So It Was Written . . .
by whiteray
Today’s reading from the Dead Air Scrolls comes from the Book of Onehit, Chapter One:
And in those days when AM Radio ruled the youth of the land of Usa, those young ones heard strange and wondrous sounds come from the speakers. Sundered into small tribes as they were, the youth of Usa listened carefully for their prophets, waiting to hear what wisdom they would send through the little speakers in their plastic appliances.
Messages of music came frequently to those who were members of the greater tribes, the tribes of Beatle and Dylan and Rolling Stone, the tribes of Who and Clapton and Chicago and Bee Gee, and also the tribes of the place called Motown, the Wonder and the Franklin and the Supreme Temptation. And those who heard these AM messages went to their temples and laid down their offerings, and they came away from the temples with their vinyl. And when they played it on their turning tables, lo, it rocked!

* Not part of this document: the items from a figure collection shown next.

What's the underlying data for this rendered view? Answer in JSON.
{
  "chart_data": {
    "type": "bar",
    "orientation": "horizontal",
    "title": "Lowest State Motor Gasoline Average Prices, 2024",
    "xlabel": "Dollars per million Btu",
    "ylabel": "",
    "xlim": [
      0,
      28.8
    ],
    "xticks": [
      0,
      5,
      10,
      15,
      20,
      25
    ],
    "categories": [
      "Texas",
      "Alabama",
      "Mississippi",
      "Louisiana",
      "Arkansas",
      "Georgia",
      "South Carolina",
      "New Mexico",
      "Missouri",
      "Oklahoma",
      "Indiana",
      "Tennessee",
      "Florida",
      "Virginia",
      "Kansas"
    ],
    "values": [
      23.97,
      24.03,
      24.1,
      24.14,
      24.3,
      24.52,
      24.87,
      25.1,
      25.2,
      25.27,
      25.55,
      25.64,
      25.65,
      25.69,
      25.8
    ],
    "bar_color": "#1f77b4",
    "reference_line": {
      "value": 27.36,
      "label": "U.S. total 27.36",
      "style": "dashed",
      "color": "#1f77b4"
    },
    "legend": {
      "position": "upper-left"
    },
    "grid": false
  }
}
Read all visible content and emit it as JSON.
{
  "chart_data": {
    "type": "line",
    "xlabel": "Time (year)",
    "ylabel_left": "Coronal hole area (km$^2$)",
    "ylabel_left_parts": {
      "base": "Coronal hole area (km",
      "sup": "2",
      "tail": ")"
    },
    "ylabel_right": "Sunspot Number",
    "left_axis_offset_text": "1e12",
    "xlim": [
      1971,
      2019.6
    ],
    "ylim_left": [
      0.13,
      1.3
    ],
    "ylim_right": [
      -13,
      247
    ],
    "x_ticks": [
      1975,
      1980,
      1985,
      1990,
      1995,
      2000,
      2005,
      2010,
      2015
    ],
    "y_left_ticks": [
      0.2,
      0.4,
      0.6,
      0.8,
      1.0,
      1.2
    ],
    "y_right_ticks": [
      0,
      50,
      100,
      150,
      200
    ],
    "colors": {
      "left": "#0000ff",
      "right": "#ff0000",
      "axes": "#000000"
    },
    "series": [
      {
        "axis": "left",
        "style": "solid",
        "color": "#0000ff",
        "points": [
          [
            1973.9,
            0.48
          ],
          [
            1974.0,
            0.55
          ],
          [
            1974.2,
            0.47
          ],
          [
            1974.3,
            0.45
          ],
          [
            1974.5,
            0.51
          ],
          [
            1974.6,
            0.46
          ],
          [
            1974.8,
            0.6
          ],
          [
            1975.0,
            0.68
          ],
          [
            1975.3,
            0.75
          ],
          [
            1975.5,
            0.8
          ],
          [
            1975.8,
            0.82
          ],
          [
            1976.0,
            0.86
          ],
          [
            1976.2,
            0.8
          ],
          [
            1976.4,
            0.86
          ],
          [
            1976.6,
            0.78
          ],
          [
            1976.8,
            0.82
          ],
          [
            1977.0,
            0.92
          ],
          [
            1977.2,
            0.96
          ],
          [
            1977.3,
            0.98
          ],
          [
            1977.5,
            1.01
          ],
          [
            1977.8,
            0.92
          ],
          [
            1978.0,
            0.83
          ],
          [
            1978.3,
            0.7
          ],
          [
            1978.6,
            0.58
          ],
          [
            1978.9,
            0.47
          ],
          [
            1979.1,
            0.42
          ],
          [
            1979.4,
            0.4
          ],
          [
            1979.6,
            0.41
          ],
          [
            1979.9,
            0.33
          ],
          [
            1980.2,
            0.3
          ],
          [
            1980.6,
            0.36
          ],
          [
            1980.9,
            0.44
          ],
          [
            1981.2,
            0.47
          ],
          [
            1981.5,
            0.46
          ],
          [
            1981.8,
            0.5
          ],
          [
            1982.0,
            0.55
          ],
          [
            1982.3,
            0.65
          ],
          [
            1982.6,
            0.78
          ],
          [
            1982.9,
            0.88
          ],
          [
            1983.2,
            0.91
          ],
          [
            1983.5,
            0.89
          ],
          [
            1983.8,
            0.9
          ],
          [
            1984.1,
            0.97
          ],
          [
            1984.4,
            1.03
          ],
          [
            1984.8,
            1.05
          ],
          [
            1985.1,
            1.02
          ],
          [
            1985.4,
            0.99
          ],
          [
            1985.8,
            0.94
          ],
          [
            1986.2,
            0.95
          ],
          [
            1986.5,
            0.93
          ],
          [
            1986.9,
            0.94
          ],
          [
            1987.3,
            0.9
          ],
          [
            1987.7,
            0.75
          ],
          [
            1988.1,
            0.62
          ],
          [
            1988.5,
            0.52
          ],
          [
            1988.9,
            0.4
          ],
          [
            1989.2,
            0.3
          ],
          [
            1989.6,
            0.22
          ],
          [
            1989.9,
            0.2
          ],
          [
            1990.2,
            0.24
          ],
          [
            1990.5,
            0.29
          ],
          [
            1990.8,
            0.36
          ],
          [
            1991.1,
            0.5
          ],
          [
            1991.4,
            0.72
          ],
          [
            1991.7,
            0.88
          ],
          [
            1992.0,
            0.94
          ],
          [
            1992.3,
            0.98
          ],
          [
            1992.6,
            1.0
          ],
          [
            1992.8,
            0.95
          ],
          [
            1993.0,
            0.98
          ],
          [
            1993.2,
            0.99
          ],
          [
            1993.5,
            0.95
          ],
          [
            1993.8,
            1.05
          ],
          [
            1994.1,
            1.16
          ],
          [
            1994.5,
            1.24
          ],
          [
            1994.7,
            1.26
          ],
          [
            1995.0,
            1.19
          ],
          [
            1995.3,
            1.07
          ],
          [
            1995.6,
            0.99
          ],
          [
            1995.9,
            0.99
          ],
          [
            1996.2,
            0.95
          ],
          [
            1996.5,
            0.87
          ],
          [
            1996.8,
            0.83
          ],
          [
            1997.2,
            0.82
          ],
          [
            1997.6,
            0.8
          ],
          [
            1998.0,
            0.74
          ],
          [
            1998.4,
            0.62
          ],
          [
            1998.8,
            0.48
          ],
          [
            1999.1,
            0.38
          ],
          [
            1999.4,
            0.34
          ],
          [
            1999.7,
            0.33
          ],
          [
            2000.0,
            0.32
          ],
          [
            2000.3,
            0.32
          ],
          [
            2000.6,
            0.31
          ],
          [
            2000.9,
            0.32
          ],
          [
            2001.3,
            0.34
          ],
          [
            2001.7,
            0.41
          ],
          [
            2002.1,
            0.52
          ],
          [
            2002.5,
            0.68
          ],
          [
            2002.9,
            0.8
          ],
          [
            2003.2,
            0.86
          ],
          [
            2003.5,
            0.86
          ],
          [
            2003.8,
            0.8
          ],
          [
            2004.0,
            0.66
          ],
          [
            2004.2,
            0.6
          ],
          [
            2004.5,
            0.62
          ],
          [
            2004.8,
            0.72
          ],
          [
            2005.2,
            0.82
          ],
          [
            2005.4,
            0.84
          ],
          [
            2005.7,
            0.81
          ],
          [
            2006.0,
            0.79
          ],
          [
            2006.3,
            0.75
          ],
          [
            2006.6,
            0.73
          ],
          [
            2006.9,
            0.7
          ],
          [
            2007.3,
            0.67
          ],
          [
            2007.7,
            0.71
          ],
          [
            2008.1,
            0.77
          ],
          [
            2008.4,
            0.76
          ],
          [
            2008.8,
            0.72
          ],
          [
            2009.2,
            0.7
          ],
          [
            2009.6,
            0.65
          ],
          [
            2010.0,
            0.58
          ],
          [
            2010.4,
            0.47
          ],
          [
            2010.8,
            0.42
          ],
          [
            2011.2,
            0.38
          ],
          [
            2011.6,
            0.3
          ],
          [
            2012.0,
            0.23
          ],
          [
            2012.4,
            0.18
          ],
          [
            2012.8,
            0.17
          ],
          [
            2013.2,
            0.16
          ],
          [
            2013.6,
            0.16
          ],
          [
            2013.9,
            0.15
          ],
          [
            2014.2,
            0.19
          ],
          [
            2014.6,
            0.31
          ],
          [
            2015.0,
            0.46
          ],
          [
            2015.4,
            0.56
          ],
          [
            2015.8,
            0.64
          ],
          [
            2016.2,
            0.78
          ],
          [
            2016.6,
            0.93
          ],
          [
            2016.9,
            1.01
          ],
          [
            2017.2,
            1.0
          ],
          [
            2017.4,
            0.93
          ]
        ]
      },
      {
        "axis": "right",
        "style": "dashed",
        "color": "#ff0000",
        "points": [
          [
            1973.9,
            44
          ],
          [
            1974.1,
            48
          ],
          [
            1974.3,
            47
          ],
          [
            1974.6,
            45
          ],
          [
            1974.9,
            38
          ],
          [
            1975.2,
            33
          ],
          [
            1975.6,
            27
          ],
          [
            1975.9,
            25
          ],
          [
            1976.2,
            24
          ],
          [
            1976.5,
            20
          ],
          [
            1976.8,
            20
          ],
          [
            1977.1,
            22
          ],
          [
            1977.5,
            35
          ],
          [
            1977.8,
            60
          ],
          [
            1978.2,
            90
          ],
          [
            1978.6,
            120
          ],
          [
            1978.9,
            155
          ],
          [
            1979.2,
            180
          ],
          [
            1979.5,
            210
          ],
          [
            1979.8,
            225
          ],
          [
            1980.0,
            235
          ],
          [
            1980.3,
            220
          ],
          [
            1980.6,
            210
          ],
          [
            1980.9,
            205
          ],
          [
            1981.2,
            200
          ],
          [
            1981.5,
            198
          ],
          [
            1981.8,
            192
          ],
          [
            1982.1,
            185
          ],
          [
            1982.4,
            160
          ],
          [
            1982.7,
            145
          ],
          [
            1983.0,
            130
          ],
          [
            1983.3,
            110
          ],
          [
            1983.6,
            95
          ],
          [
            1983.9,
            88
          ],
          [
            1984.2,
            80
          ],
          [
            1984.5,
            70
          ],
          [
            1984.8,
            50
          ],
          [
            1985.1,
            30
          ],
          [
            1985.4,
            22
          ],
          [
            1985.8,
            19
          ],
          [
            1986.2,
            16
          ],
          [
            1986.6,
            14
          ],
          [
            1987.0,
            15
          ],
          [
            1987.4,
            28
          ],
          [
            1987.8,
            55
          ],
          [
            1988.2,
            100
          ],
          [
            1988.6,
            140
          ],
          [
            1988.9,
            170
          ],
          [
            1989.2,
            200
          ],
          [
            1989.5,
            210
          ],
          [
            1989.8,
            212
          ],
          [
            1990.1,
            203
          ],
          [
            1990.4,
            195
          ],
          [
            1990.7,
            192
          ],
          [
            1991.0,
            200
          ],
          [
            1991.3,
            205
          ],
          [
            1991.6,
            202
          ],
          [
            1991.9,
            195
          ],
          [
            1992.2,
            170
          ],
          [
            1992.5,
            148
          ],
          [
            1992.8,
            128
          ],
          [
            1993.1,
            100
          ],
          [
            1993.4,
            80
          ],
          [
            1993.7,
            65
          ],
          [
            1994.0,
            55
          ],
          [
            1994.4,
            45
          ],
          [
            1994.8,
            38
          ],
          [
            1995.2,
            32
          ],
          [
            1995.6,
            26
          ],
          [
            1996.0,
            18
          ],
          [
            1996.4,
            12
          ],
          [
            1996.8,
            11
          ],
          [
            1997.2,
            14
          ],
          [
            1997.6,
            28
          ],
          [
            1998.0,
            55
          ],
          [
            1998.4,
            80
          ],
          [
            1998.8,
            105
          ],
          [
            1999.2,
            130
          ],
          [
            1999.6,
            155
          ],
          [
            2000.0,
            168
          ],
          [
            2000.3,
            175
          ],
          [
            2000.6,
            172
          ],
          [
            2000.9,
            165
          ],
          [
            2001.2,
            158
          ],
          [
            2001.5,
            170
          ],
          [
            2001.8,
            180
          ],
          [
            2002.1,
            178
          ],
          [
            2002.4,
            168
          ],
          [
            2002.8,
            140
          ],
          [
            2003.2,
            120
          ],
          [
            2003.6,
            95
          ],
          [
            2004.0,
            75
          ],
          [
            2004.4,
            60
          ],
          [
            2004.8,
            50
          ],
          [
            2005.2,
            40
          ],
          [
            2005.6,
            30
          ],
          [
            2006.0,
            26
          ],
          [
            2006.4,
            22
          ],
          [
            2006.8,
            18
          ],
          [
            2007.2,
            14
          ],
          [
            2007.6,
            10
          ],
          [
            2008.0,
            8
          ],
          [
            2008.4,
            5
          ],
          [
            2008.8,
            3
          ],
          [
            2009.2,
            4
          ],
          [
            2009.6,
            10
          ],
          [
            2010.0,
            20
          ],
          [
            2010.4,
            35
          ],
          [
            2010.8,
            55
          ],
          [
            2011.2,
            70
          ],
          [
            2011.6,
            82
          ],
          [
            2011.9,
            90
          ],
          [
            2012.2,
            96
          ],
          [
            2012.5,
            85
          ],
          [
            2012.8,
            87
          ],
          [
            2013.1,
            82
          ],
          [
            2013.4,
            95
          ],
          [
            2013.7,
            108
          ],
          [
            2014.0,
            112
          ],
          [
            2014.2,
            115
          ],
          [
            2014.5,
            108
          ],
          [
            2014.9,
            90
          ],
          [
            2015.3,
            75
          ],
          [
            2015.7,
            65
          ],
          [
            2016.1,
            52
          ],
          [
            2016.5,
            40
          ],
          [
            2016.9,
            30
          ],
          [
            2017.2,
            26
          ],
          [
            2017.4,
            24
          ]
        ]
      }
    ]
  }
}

There were those whose messages were clearly heard but once. Those tribes were of lesser size, and though the members of those tribes listened intently to the first messages, many thereafter turned away. And soon no more messages were inscribed for those tribes in the Scroll of Top Forty. These were the tribes of Greenbaum, of Robin of the McNamaras, of Lemon Pipers and Blue Cheer, the tribes of Smith and Steam and Spiral Starecase, of Flying Machine and Bubble Puppy, of Jaggerz and Edison Lighthouse, of White Plains and Tee Set, the tribes of R. Dean Taylor and the Pipkins. And the world at large rejoiced at the silence of the Pipkins.
Many members of those tribes went to their temples and laid down their offerings for those first messages. They took home with them their vinyl, most of them wiser and taking only the smaller pieces of vinyl with the original message, the one that AM radio had already sent them. And lo, they ignored the flipside.
Others would commit the sin of over-enthusiasm, offering more at the temple for the larger pieces of vinyl, those with the original message set amid the horror. For when they laid those albums on the turning tables, lo, they sucked. And no one came to their parties evermore.
Those tribes dwindled, their members becoming more careworn and manic as the numbers around them decreased. They would utter pronouncements that were more and more ignored: “Crabby Appleton hath merit!” “Mock not the Ides of March!” “All hail Daddy Dewdrop!”
And the vinyl turned, and AM radio sent them no more messages. Many of them turned from their leaders, who had fallen silent. They sought new leaders, and lo, some of them heard from Climax. And some heard from Sailcat. And some from Miguel of the Rios. And they learned not and would not change their ways.
When the end of their days came, their boxes of vinyl were filled with album after album of Onehit amid the horror, and those boxes went into exile at the thrift stores. Some in later days would avidly seek those Onehit messages and would gain them for small offerings. They would place them on their turning tables, and only those who liked irony would come to their parties.
And some would come to notice in those later days that there had been messages of import amid the dross of Mouth & MacNeal and Skylark and Bullet, of Apollo 100 and Coven and Ocean, of Tin Tin and Bloodrock and Cymarron and Christie. “Wonders,” they called them. And so prospered the cult of Onehit. They sought the odd, the curious, the truly strange and even the profane, so long as it was the only celebrated message from one tribe. Among the treasured remnants on vinyl was the work of Teegarden and Van Winkle of Westbound, whose message of “God, Love and Rock & Roll” had been heard by its adherents in the long-ago autumn of 1970 (reaching something described as No. 22 in the Scroll of Billboard).
Long years later, as no other of their tribal messages had been celebrated enough to be in the Scroll of Top Forty, Teegarden and Van Winkle of Westbound were among those whose names were celebrated by the cult of Ohehit.
And the world at large still rejoiced at the silence of the Pipkins.
Hear now, all of you, the message of “God, Love and Rock & Roll” by Teegarden and Van Winkle of Westbound. It was inscribed in the Scroll of Top Forty in the autumn of 1970. And in years to come it would bring them to the attention of the cult of Onehit, whose parties must be odd indeed.